Miami, 1 out (EFE) - O empresário venezuelano Carlos Kauffmann admitiu hoje em um tribunal dos Estados Unidos que se envolveu no chamado caso da mala a pedido do Governo da Venezuela e para obter contratos e poder.

EFE |

Kauffmann, testemunha da Promotoria Federal dos EUA, reconheceu que se envolveu em uma conspiração para convencer seu compatriota Guido Alejandro Antonini Wilson a não falar sobre a origem e destino de uma mala com US$ 800 mil com a qual foi detido na Argentina, em 2007.

"Meu Governo pediu que fizesse algo, e fiz", disse o empresário no julgamento em Miami de seu parceiro Franklin Durán, o único dos cinco acusados no caso que se declarou inocente.

Quando o promotor federal Thomas Mulvihill perguntou por que decidiu participar, Kauffmann disse: "Traria-me benefícios, contratos e mais dinheiro (do Governo venezuelano)".

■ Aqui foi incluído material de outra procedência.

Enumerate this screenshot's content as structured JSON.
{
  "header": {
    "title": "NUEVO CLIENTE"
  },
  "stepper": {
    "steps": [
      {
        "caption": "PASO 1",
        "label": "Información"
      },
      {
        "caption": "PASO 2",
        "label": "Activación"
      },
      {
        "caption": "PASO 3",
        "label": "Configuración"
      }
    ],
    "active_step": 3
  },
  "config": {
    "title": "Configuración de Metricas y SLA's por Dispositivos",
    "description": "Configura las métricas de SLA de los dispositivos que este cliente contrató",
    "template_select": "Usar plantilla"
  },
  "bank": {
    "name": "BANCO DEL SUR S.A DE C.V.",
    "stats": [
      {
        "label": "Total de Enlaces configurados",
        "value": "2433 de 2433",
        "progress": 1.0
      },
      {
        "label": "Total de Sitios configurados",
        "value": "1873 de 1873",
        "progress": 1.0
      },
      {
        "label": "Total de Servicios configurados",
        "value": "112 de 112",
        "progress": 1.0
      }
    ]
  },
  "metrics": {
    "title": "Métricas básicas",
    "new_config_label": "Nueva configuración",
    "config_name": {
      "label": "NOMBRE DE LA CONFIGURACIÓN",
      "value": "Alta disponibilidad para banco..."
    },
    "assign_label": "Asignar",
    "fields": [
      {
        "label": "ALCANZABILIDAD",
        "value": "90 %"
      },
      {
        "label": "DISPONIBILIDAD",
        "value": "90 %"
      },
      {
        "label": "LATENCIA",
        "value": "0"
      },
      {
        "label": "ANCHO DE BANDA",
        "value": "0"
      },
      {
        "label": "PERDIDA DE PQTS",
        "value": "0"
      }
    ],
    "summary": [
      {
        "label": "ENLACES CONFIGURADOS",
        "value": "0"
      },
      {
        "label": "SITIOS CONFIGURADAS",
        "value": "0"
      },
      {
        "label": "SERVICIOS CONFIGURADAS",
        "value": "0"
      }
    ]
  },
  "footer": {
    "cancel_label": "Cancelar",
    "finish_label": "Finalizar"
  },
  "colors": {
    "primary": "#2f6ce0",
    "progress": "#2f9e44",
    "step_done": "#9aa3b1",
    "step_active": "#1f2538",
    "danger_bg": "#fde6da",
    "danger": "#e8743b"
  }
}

O empresário venezuelano e Durán são acusados de conspirar e agir nos EUA como agentes do Governo da Venezuela para ocultar a origem e o destino do dinheiro que, segundo testemunhas da Promotoria, era destinado à campanha da atual presidente da Argentina, Cristina Fernández de Kirchner.

Ele revelou que, através da petroquímica Venoco, propriedade sua e de Durán, ambos financiaram as passagem aéreas de representantes de vários países para que assistissem a uma votação a favor da Venezuela na sede da ONU, mas não deu mais detalhes.

"Nós pagamos os vôos para que representantes de outras nações fossem votar na ONU", contou o empresário.

O venezuelano também disse que a Venoco pagou centenas de milhares de dólares a funcionários da estatal Petróleos de Venezuela S/A (PDVSA) por informação privilegiada da indústria e matérias-primas.

A juíza Joan Lenard autorizou hoje a Promotoria Federal dos EUA a expor no julgamento os supostos casos de corrupção nos quais teriam envolvimento Durán e Kauffmann, subornando funcionários do Governo venezuelano e da PDVSA para fechar negócios.

A Bolívia veio à tona novamente no julgamento quando o promotor lhe perguntou sobre uma reunião em Caracas com Durán, o advogado Moíses Maiónica, outro dos acusados no caso, e Juan Bracamonte, do escritório deste.

Kauffmann destacou que nesse encontro falaram do "caso da mala" e da possibilidade de vender equipamentos contra distúrbios à Bolívia por US$ 12 milhões.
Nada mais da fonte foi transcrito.